Miró de nuevo alzando los ojos.
Para sí mismo.
Chelnov sabía de esa clase de trabajo muy bien. Era como regla el más elevado en jerarquía de la escala de investigación.
—Pero bajo las circunstancias ¿no es quizá un lujo excesivo? — le dijo el profesor mirándolo con sus pálidos y calmos ojos.
Sologdin sonrió: —Discúlpeme, por favor —dijo corrigiéndose—, no tiene importancia. Sólo estaba hablando en voz alta. No se culpe por nada. Le estoy agradecido, muy agradecido.
Respetuosamente estrechó la tierna y débil mano de Chelnov y se fue con el rollo de papeles bajo su brazo.
Había llegado a la habitación como un competidor libre. Y ahora la dejaba como un vencedor cargado de su responsabilidad. No era más dueño de su tiempo, de sus intenciones, o tarea.
Chelnov no se apoyó más contra el respaldo, sino cerró sus ojos, sentado durante largo rato, erecto, con su fino rostro, bajo su caperuza de lana tejida.
RAYITAS DE MULTAS
Todavía regocijándose íntimamente, Sologdin abrió la puerta con excesiva fuerza y entró en la oficina de Diseños. Pero en lugar de la multitud esperaba y la consuetudinaria baraúnda de voces, sólo halló una figura de mujer corpulenta cerca de la ventana.
—¿Está sola, Larisa Nicolayevna? — preguntó Sologdin sorprendido. Y cruzó el cuarto con su paso rápido.
Larisa Nicolayevna Emina, una mujer de treinta años, dibujante, se volvió de la ventana donde estaba su mesa de dibujo y sonrió sobre su hombro al muchacho que se aproximaba,
—¿Dimitri Aleksandrovich? Y yo que creía aburrirme sola todo el día.
Sus palabras parecían llevar un alto tono sugestivo. Sologdin la miró atentamente y su veloz mirada atrapó su figura vestida con una casaca y pollera tejida de lana verde gruesa. Con paso preciso la sobrepasó y se dirigió hacia el escritorio sin responder. Antes de sentarse hizo una línea vertical pequeña sobre una hoja de papel rosa que había allí. Luego, dando su espalda a Emina tomó un diseño que había llevado y lo ajustó al tablero de dibujo.

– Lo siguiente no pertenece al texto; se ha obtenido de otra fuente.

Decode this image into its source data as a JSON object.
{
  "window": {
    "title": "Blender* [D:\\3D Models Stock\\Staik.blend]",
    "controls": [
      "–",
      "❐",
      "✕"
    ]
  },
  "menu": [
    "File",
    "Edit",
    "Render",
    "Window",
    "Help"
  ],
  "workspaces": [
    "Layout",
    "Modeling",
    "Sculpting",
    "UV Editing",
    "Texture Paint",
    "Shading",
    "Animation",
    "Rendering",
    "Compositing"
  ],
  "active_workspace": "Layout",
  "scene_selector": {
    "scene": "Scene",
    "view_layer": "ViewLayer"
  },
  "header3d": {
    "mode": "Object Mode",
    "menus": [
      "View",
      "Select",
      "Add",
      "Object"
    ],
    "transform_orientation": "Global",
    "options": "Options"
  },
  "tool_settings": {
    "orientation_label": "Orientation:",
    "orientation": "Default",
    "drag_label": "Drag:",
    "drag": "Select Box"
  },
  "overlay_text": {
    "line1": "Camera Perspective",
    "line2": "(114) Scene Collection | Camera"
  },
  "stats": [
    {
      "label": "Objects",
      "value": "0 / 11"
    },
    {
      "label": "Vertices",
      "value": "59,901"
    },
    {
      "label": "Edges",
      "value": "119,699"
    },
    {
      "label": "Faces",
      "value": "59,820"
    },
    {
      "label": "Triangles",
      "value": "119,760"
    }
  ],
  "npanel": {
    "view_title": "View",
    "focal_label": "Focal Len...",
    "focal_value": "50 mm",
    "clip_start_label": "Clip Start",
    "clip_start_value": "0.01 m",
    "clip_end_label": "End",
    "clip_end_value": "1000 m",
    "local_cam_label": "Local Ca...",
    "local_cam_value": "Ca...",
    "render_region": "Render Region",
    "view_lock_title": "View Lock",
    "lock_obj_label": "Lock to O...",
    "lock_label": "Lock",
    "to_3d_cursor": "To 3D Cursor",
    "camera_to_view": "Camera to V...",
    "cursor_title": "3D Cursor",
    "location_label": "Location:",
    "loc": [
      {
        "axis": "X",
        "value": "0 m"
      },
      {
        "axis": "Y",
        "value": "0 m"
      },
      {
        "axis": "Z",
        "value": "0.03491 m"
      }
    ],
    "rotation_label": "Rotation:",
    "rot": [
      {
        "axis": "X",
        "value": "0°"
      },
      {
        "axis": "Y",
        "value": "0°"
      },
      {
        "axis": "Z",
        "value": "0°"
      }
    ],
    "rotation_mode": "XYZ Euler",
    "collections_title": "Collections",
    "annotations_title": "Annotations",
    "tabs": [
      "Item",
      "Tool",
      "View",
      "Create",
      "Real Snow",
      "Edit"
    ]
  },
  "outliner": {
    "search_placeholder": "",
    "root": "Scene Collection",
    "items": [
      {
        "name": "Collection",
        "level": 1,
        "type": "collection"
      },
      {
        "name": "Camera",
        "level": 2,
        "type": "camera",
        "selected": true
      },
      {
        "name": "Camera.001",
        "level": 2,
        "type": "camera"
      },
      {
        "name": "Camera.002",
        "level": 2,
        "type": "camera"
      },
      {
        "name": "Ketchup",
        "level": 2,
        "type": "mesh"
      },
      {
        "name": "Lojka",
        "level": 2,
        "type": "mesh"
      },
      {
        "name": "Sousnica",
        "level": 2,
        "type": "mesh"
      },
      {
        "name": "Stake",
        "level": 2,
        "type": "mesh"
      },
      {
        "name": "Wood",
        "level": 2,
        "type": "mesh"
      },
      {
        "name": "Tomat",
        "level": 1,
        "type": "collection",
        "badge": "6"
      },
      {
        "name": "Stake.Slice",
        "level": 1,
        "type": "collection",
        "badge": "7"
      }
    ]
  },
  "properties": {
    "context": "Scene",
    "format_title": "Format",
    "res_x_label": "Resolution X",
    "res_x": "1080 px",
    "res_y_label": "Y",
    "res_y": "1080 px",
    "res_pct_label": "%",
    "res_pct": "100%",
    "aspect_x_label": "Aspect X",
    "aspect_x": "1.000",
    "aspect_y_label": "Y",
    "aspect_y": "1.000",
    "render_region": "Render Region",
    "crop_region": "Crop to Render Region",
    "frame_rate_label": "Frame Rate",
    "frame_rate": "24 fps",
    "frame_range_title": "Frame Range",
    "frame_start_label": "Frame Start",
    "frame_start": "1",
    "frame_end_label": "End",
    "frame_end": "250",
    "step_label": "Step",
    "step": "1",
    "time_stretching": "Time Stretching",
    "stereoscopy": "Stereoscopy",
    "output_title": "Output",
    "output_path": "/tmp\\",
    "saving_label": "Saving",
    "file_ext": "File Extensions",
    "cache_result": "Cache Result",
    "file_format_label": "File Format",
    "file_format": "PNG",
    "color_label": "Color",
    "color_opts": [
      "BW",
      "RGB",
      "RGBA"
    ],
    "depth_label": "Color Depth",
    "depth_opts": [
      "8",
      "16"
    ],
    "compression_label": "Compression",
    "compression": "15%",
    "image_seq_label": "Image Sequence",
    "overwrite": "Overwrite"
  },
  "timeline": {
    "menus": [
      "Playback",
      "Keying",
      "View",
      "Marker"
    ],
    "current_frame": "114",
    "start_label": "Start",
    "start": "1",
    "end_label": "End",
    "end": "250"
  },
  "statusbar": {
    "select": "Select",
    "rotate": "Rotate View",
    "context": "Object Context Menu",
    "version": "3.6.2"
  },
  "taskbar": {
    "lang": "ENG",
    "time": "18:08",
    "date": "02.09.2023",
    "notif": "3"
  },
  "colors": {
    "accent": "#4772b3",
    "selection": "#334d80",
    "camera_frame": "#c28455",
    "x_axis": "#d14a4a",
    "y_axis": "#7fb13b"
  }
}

La oficina de Diseños era una espaciosa habitación del tercer piso con tres grandes ventanas mirando hacia el sur. Entre los escritorios ordinarios de oficina había una docena de tableros de dibujo, algunos dispuestos verticalmente y otros completamente horizontales. Sologdin quedó cerca de la ventana más alejada, la misma donde estaba sentada Emina. La mesa de diseño estaba colocada perpendicular y como defendiendo a Sologdin de los jefes y de la puerta de entrada, pero recibía todo el flujo de la luz del día sobre el dibujo pinchado sobre ella.
Por último Sologdin preguntó secamente:
—¿Por qué no hay nadie aquí?
La melodiosa respuesta fue: —Yo pensaba que usted me lo informaría.